Dispersive MHD turbulence in one dimension

TL;DR

This paper investigates dispersive magnetohydrodynamic turbulence in one dimension through numerical simulations, revealing how energy transfers among scales and wave types depend on propagation direction and dispersion effects.

Contribution

It provides new insights into the behavior of dispersive MHD turbulence, including the influence of dispersion on wave interactions and the development of plasma temperature anisotropy.

Findings

Alfvén-wave transfer to small scales is inhibited in parallel propagation.

Oblique directions show a dominantly compressible turbulence with kinetic Alfvén waves.
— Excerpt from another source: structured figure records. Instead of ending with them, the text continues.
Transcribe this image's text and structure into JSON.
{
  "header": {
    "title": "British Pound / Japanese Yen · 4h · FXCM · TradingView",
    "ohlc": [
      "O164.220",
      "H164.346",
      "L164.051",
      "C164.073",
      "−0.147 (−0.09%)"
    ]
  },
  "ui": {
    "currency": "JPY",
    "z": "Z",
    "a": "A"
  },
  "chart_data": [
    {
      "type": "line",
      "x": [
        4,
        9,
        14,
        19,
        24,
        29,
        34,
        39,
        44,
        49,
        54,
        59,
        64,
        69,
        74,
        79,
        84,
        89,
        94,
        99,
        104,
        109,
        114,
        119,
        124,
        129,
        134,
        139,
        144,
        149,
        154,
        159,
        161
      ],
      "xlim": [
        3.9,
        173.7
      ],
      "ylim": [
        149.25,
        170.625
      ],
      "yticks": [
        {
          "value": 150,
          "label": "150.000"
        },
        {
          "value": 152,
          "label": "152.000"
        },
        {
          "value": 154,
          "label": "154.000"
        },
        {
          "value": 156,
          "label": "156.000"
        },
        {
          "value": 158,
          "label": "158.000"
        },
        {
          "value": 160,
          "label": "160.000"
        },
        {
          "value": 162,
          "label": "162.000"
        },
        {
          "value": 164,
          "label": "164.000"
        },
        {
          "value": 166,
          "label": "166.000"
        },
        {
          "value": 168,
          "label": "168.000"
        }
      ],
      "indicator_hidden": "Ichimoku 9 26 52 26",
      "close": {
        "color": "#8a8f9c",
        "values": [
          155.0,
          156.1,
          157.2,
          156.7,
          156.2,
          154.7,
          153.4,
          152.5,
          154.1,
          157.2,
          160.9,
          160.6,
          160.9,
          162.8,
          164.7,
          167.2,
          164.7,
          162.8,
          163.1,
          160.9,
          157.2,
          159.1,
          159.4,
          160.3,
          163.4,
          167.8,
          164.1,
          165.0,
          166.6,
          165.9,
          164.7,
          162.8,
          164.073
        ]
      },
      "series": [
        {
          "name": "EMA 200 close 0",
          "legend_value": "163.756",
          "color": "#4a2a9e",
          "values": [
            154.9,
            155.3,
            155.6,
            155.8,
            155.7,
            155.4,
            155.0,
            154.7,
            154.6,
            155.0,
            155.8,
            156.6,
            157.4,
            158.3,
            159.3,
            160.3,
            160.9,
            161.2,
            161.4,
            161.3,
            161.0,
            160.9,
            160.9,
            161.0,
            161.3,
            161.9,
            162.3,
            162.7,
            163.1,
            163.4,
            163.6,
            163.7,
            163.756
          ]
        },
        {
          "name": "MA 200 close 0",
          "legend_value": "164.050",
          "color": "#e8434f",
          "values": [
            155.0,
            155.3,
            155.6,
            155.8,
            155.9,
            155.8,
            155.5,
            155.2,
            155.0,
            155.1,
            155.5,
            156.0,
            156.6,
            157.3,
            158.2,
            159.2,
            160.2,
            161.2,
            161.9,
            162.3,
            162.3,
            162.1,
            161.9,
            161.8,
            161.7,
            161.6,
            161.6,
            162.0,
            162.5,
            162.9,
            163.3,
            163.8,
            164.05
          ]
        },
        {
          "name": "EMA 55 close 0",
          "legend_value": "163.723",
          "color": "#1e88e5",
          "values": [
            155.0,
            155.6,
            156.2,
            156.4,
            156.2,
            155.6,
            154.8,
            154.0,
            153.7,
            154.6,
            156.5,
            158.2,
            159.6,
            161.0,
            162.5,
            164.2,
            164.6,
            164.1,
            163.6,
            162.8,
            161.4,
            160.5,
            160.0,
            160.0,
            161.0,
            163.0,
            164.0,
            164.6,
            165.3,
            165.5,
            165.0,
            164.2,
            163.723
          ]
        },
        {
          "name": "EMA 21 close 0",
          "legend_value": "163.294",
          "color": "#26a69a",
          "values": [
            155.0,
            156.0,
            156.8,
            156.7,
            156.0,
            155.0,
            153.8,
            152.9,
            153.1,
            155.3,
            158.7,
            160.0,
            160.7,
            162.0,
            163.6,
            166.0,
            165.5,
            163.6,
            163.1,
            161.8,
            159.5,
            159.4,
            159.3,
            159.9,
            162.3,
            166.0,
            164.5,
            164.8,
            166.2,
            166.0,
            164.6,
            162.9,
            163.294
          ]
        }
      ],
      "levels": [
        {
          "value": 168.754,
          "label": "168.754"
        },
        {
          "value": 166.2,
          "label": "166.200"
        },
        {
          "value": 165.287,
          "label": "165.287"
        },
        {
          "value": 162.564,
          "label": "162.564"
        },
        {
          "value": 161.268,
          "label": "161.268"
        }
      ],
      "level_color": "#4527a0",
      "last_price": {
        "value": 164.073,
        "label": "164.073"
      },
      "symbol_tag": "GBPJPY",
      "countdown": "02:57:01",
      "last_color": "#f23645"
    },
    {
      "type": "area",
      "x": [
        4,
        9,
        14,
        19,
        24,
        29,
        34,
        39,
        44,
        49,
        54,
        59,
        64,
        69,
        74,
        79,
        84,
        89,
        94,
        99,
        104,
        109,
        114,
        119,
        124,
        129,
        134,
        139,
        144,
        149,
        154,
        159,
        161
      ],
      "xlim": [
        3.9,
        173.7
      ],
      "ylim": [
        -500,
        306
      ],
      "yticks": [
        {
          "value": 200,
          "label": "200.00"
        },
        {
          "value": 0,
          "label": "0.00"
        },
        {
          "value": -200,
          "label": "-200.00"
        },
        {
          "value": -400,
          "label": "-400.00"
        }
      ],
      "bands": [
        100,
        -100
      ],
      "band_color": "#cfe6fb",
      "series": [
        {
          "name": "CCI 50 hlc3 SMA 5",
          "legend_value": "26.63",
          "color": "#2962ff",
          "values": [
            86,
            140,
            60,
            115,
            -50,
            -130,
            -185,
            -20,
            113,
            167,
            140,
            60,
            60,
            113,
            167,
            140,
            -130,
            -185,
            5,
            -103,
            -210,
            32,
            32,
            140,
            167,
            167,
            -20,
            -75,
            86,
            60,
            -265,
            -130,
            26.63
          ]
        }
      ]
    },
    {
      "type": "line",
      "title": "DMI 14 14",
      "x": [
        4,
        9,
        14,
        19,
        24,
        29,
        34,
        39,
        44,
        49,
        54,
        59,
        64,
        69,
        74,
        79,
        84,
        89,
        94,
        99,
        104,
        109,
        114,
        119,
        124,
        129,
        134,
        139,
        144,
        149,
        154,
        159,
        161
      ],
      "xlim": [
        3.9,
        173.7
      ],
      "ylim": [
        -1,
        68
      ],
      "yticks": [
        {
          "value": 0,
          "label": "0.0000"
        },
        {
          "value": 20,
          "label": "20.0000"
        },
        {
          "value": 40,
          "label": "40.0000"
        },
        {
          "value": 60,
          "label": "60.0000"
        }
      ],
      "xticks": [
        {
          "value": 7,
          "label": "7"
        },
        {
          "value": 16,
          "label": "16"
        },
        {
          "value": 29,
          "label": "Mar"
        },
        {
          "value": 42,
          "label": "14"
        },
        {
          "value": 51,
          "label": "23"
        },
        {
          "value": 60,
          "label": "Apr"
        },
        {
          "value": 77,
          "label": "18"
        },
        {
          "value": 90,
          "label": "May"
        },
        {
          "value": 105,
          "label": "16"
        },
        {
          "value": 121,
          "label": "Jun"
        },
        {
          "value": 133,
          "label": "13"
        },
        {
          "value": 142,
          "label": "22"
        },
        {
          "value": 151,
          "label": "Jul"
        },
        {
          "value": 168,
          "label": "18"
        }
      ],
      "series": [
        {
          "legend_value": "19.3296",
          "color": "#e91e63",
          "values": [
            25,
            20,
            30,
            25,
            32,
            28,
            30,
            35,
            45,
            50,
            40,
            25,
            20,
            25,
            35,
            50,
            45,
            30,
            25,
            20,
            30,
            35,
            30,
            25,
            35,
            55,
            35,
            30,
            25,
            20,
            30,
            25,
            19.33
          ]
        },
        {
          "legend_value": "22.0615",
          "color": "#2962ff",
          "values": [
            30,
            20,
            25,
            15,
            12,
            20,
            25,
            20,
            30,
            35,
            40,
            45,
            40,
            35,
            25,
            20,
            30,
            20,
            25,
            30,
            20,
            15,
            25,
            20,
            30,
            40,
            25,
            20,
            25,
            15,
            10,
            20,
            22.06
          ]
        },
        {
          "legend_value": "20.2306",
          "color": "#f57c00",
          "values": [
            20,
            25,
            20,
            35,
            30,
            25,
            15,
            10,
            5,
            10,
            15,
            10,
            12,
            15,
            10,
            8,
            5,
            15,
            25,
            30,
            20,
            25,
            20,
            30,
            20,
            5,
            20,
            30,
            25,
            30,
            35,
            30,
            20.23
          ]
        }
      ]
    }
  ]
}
Temperature anisotropy leads to recurrent plasma instabilities.

Abstract

Numerical simulations of dispersive turbulence in magnetized plasmas based on the Hall-MHD description are presented, assuming spatial variations along a unique direction making a prescribed angle with the ambient magnetic field. Main observations concern the energy transfers among the different scales and the various types of MHD waves, together with the conditions for the establishment of pressure-balanced structures. For parallel propagation, Alfv\'en-wave transfer to small scales is strongly inhibited and rather feeds magnetosonic modes, unless the effect of dispersion is strong enough at the energy injection scale. In oblique directions, the dominantly compressible character of the turbulence is pointed out with, for quasi-transverse propagation, the presence of conspicuous kinetic Alfv\'en waves. Preliminary simulations of a Landau fluid model incorporating relevant linear kinetic effects reveal the development of a significant plasma temperature anisotropy leading to recurrent instabilities.